Handling migration: Some countries do it better than others
Far-right party: Golden Dawn supporters holding Greek flags during a rally outside a courthouse in Athens, Greece. Photograph: Simela Pantzartzi/EPA
Some European countries are coping better than others with the influx of non-EU citizens. Sweden in particular has been lauded for its immigration system. An estimated 20,000 Syrian refugees have made their way to the Scandinavian country, which offers Syrians immediate asylum status, permission to work and permanent residence.
The country, which has high reception standards for refugees, is being targeted by affluent Syrians who can afford to make the perilous and pricey journey to the northern country, a process that typically involves the use of false identity papers provided by people-smugglers who charge a premium.
Like other European countries, Sweden, which has long had an open-door policy to refugees, has seen the emergence of a right-wing, anti-immigration political movement. In 2010 the Swedish Democratic Party, which campaigns on an anti-immigration platform, won almost 6 per cent of the national vote. It has not yet had a major impact on the immigration policy of the government, though opposition to immigration is growing, as elsewhere.
Germany is another country of preference for immigrants fleeing the conflict in Syria, with migrants attracted by its welfare system and relatively progressive policy on migration. In 2012 almost 16,000 Syrians applied for asylum in Germany, and last year Germany offered 5,000 temporary-stay permits to Syrian refugees in Lebanon.
As focus turns to the Mediterranean area during the Greek and Italian presidencies of the EU Council, northern countries such as Sweden and Germany have pointed out that they take their fair share of the burden. Nonetheless, the contentious issue of giving EU migrants access to social-welfare benefit has emerged as a source of tension within the new German government, with the issue climbing up the political agenda in recent weeks since the extension of full working rights to Romanian and Bulgarian migrants, on January 1st.

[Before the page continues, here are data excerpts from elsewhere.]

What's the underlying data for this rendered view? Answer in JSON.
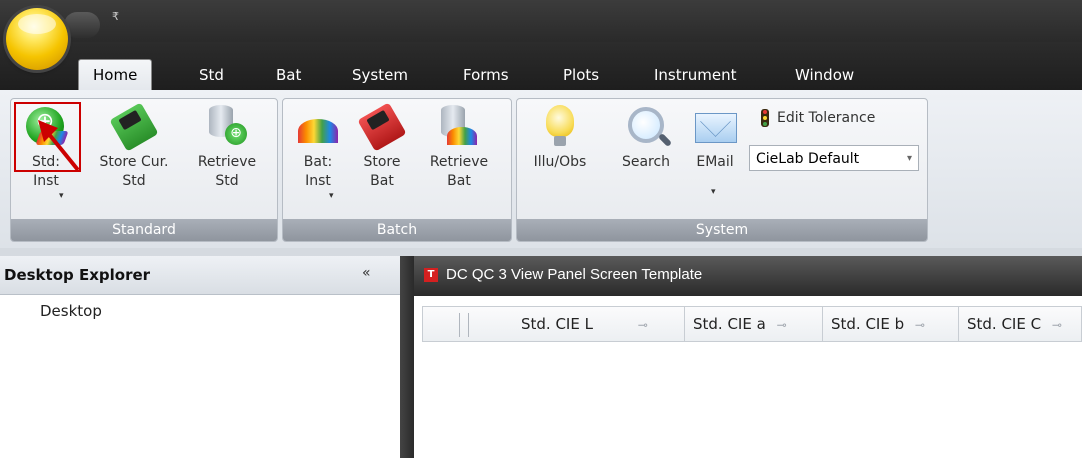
{
  "quick_access": {
    "icon": "customize-quick-access-icon",
    "glyph": "₹"
  },
  "tabs": [
    {
      "label": "Home",
      "active": true
    },
    {
      "label": "Std"
    },
    {
      "label": "Bat"
    },
    {
      "label": "System"
    },
    {
      "label": "Forms"
    },
    {
      "label": "Plots"
    },
    {
      "label": "Instrument"
    },
    {
      "label": "Window"
    }
  ],
  "ribbon": {
    "standard": {
      "label": "Standard",
      "buttons": [
        {
          "label": "Std:\nInst",
          "dropdown": "▾"
        },
        {
          "label": "Store Cur.\nStd"
        },
        {
          "label": "Retrieve\nStd"
        }
      ]
    },
    "batch": {
      "label": "Batch",
      "buttons": [
        {
          "label": "Bat:\nInst",
          "dropdown": "▾"
        },
        {
          "label": "Store\nBat"
        },
        {
          "label": "Retrieve\nBat"
        }
      ]
    },
    "system": {
      "label": "System",
      "buttons": [
        {
          "label": "Illu/Obs"
        },
        {
          "label": "Search"
        },
        {
          "label": "EMail",
          "dropdown": "▾"
        }
      ],
      "edit_tolerance": "Edit Tolerance",
      "tolerance_select": "CieLab Default"
    }
  },
  "explorer": {
    "title": "Desktop Explorer",
    "collapse_glyph": "«",
    "items": [
      "Desktop"
    ]
  },
  "document": {
    "title": "DC QC 3 View Panel Screen Template",
    "badge": "T",
    "columns": [
      "Std. CIE L",
      "Std. CIE a",
      "Std. CIE b",
      "Std. CIE C"
    ],
    "pin_glyph": "⊸"
  },
  "colors": {
    "highlight": "#cc0000",
    "title_bar": "#2a2a2a",
    "ribbon": "#e6e9ed"
  }
}
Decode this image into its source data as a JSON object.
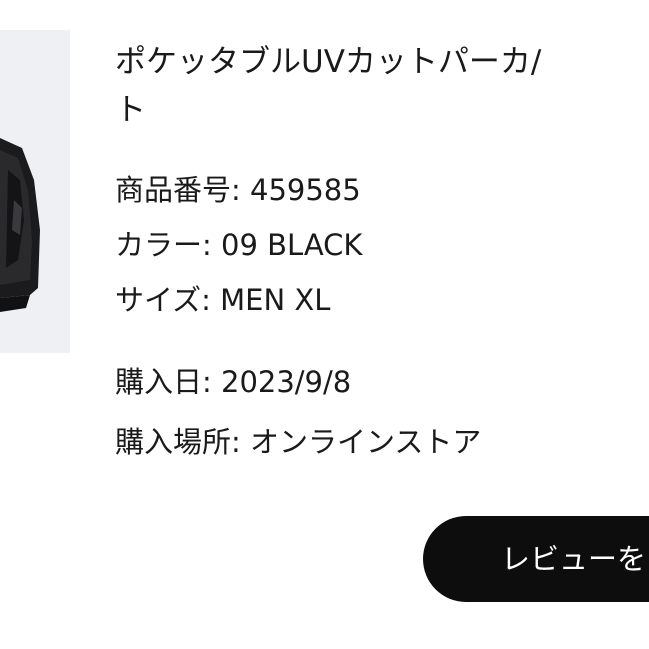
{
  "product": {
    "title_line1": "ポケッタブルUVカットパーカ/",
    "title_line2": "ト",
    "image_icon": "black-hooded-jacket-image"
  },
  "details": {
    "code": "商品番号: 459585",
    "color": "カラー: 09 BLACK",
    "size": "サイズ: MEN XL",
    "purchase_date": "購入日: 2023/9/8",
    "purchase_place": "購入場所: オンラインストア"
  },
  "actions": {
    "review_label": "レビューを"
  },
  "colors": {
    "button_bg": "#0d0d0d",
    "button_text": "#ffffff",
    "image_bg": "#eef0f3"
  }
}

Other countries have outlined the good that immigration can do the economic and social fabric of a country. At the meeting of EU justice ministers in December, Minister for Justice Alan Shatter was one of the few to speak out on immigration, highlighting the contribution migrants had made to the Irish economy.
Ireland – which, unlike the UK, already allowed full working rights to Bulgarian and Romanian migrants – implements strict rules about residency after three months. It has also committed to placing 90 Syrian refugees so far.
With Britain leading the charge against EU free-movement laws, the European Commission has taken a strong line on the issue to dispel some myths about so-called benefit tourism. A report commissioned by the European Commission and published last year found no evidence that EU citizens who move to another member state are “more intensive users” of social welfare than nationals of that state, and that the most migrants “move to find or take up employment”.
It found that migrants to European member states are more likely to be unemployed than nationals are. Although migration had risen considerably since 2003, “non-active” EU migrants – those not in employment, including pensioners, students and single parents – represented between 0.7 per cent and 1 per cent of the total EU population.